Logo no início da pandemia, em 2020, as escolas públicas brasileiras precisaram migrar para um tipo de ensino para o qual nunca haviam sido preparadas: o remoto. Com ele, nossa desigualdade educacional ficou clara como água: nem a rede pública nem seus alunos estavam preparados ou tinham os recursos necessários para essa transição, diferentemente da rede privada.

Fora das escolas, a crise econômica teve efeito direto sobre as famílias e, por consequência, sobre os estudantes. Os impactos negativos que esse contexto trará ainda estão sendo acumulados, mas podemos inferir com segurança que serão grandes e, possivelmente, acompanhados de uma diminuição, ou retrocesso, de grandes avanços que vínhamos, ainda que lentamente, conquistando no contexto pré-pandemia.

A democratização do acesso ao ensino superior para os alunos da rede pública foi um dos maiores avanços afetados pela crise do coronavírus. Ela intensificou algumas das variáveis que as políticas visavam trabalhar e aumentou a distância entre elas e o público-alvo, os alunos da rede pública.

Neste texto, farei uma análise sobre o processo de democratização do ensino e, para isso, contei com a perspectiva de um grande time: mais de 50 pessoas, entre alunos da rede pública e universitários de universidades públicas, de mais de 15 estados.

Longe da equidade

Cada vez mais universidades públicas vêm adotando políticas para garantir que alunos oriundos da rede pública estejam nas salas de aula dos cursos de graduação que oferecem. Há as políticas de cotas, bonificação extra em notas do vestibular, incentivo à criação de cursinhos populares e reserva de vagas. Algumas universidades, inclusive, já asseguram que 50% das vagas sejam reservadas para esses estudantes.

Fico muito feliz com esses avanços, mas preciso registrar também que ainda não estamos próximos de uma situação de equidade.

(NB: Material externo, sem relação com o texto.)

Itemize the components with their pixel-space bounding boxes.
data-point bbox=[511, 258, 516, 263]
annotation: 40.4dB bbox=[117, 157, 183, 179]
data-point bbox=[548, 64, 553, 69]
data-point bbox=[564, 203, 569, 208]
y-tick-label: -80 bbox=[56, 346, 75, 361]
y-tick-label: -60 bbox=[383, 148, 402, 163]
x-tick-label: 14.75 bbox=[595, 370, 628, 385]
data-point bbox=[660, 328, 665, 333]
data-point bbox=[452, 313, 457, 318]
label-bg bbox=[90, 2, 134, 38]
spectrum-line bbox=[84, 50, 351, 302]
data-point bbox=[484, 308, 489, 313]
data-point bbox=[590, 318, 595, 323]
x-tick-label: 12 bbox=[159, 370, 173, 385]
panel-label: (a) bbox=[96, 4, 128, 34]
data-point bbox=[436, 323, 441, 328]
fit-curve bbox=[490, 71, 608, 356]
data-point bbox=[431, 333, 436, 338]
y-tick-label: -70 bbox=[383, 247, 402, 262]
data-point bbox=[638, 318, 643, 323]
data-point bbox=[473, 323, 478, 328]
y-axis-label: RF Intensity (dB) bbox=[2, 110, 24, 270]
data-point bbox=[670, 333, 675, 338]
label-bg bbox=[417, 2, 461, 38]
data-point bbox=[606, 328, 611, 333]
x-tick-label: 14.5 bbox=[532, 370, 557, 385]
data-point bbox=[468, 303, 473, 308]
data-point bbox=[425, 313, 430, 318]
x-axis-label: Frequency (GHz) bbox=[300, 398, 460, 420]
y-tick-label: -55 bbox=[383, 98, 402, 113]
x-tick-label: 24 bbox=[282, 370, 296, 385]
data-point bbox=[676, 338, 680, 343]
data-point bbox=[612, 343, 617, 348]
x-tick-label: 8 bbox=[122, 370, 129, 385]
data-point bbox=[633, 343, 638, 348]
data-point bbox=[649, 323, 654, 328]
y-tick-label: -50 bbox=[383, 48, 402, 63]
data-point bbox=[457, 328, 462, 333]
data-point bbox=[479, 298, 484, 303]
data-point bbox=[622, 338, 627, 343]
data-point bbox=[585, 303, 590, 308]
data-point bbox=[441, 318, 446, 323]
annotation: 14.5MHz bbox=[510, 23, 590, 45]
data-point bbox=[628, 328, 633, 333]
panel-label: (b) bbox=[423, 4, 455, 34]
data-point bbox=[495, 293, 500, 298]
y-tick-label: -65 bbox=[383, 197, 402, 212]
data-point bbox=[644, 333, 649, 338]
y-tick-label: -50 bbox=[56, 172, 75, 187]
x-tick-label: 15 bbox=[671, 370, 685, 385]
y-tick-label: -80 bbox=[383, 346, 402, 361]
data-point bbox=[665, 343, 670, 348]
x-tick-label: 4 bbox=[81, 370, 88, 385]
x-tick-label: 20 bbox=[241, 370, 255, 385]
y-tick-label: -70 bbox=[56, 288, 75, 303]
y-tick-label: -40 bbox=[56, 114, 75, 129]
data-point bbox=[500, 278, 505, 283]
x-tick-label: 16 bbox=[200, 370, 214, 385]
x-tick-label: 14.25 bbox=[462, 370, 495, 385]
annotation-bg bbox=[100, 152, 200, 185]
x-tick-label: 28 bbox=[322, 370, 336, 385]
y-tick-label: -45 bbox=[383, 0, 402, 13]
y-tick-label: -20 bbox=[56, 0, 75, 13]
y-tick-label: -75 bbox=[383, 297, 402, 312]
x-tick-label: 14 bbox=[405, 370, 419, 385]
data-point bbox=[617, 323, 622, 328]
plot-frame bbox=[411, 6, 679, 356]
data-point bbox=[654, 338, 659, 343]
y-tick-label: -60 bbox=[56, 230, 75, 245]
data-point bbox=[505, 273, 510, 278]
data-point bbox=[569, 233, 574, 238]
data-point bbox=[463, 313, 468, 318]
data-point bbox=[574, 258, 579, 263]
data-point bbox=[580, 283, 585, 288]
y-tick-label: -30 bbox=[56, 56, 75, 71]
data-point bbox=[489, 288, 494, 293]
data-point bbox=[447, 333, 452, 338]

Para fazer essa provocação, irei partir do Censo escolar de 2020, que mostra que no Brasil temos quatro vezes mais alunos na rede pública de ensino médio do que na rede privada. Então, ainda que as salas de nossas universidades sejam preenchidas com 50% de alunos oriundos da rede pública, a proporção deles que não continuaram os estudos após o fim do ensino médio será muito maior do que a dos da rede privada.

Quais variáveis podem explicar essa desproporção? Todas as vezes que falo sobre isso com professores, coordenadores, estudantes e universitários, as respostas giram em torno de um certo padrão de razões: falta de informação sobre os meios de ingresso e auxílios de permanência que as universidades oferecem; necessidade de trabalhar para auxiliar em casa ou até mesmo para ter acesso a lazer e objetivos de interesse; dificuldade de conciliar trabalho e estudo; falta de apoio familiar; medo e insegurança por não se acharem capazes; discrepância entre o conteúdo visto na escola e o cobrado nos vestibulares; e a falta de perspectiva sobre o retorno financeiro oriundo do diploma universitário.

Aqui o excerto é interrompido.